「長公主待譚姑娘真好,就像待親姐妹一般好。」韓江說。
衛泱覺得,她與譚映汐之間的關係不能說像親姐妹一般親,畢竟她與她的親姐妹並沒有那麼親。
若非要形容她與譚映汐之間的關係,那就是比親姐妹還要好。
「韓江,不瞞你說,我在像衛霖這般大的時候,就與映汐相識了,我倆算是從小一起長大的情份。這皇宮裡的日子,拘束又枯燥,無論皇子還是公主,都很難交到朋友。我不知旁的皇子公主是怎麼想的,至少我是很看重那些來之不易的朋友情份。衛霖是個很重感情的孩子,你若對他有一點兒真心,他必定會百倍報答。所以韓江,你不僅要把衛霖當是你的君,也要試著去做他最真誠的朋友。」
「長公主放心,韓江一定會盡力而為。

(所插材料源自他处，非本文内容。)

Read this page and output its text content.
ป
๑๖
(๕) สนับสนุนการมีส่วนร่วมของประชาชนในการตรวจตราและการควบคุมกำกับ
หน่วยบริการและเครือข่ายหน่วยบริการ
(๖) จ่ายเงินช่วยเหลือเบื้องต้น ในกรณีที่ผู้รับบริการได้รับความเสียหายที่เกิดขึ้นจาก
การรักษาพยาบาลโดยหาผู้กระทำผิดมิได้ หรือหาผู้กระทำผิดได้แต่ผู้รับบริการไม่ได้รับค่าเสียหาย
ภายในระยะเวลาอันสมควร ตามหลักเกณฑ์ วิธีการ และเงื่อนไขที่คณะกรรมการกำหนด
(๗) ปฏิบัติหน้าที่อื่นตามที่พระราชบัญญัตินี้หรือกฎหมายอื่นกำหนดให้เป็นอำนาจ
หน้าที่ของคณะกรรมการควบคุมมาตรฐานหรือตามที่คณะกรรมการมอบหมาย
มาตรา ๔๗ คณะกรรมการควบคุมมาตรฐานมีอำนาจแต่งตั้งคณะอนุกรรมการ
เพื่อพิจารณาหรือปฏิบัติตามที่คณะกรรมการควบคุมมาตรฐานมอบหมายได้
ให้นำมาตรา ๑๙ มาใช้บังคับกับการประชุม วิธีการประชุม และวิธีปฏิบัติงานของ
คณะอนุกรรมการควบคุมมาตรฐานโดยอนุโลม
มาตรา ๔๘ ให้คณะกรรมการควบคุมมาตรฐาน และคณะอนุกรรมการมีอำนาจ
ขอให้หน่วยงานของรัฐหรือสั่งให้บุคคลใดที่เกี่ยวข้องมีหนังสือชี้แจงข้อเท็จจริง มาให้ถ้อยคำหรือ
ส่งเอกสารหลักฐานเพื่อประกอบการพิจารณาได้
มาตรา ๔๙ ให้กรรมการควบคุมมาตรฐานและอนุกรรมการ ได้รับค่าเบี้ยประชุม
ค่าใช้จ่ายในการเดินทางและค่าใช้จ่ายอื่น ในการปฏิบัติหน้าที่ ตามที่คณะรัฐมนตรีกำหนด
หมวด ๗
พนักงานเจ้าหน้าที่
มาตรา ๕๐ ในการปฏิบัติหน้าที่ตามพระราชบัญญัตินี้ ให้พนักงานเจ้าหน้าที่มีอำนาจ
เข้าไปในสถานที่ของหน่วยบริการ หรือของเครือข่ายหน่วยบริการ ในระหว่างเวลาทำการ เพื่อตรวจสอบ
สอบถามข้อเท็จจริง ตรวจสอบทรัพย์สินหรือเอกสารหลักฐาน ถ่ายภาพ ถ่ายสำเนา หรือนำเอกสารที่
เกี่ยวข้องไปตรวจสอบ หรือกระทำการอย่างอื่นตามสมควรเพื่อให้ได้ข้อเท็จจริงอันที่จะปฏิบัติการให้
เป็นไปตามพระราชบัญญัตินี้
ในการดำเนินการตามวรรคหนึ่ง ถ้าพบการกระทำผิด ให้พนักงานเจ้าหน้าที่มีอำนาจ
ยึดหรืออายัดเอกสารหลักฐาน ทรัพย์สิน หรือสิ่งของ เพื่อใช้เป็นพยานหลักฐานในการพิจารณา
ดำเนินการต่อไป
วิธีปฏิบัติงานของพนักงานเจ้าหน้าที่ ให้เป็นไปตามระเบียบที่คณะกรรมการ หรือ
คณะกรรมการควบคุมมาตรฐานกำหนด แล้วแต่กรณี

」
衛泱莞爾,「旁人不一定,韓江定能辦到。」
……
在一同用過午膳,又湊在一處說了一會兒話之後,衛霖一行便告辭了。
衛泱站在窗前,目送一行三人走遠,心中甚是欣慰。
「外頭風涼,莫要在窗前久站。」徐紫川關懷說。
衛泱聞言,立馬將窗戶掩上,回身與徐紫川念叨,「霖兒他們也真夠辛苦的,一大早就要去尚文館念書不說,午休的時間還那麼短,用過午膳之後都不夠小睡上一會兒的。我忽然有些慶幸,索性我沒生作皇子,否則單不能午睡這一條,就能讓我生無可戀。」
「說了半天,你是困了吧?」徐紫川一針見血。
「稍微有那麼一點兒。」衛泱答,「但比起午睡,我更想與你下棋。我生辰那天,映汐和忍冬一同送我的那套棋還一次都沒用過呢。那麼滿含心意又別致的棋,放著不用未免也太暴殄天物了。徐紫川,咱們下一盤吧。」
「那你等著,我去把棋盤搬來。」
衛泱點頭,便聽徐紫川的話,先去軟榻上坐下了。
徐紫川十分小心的將棋盤搬來矮几上放穩,又去取了一趟棋子。
「白子還是黑子?」徐紫川問。
「老規矩,當然是先行的黑子。」衛泱說著,從徐紫川手上接過盛放黑子的棋盒,「這棋子真的好香,聞著這個味道,感覺整個人都沉靜下來了。」
徐紫川將棋盤擺正,「你若真的能沉下心來,不急不躁的與我下一盤,沒準兒還真能贏了我。」
「你少打趣我,憑我的棋藝要贏你,還早一百年呢。倘若我真能贏你一盤,那這光輝的一刻必將載入我人生的史冊。」
「俏皮話越來越多了。」徐紫川望著衛泱,眼中滿滿都是疼惜之色,「黑子先行,長公主請吧。」
衛泱笑笑,從棋盒中捻了一粒黑子出來。
這廂,衛泱剛將指間的黑子落在棋盤上,就見福來進了屋。
「回長公主、徐郎中的話,慎王府來人,說是想請徐郎中去府上為慎王殿下複診。」
聽了這話,衛泱和徐紫川都是一怔。
儘管早就料到衛淵一定會請徐紫川單獨去府上一敘,但這也太突然了。
可就算這事兒出的再突然,徐紫川也必須得去。
衛泱和徐紫川心裡都很清楚,衛淵的病是裝出來的。
所謂複診,不過只是個藉口而已。
衛淵請徐紫川過去,必定是別有用心的。
而徐紫川此番前去的目的就是要弄清楚,衛淵究竟在打什麼主意,然後再回來與衛泱商議應對的方法。
「我去準備準備。」徐紫川起身。
「外頭冷,多穿點兒。」雖然知道衛淵不會也不敢對徐紫川不利,但衛泱就是覺得很不放心,卻不能說出不叫徐紫川去慎王府的話。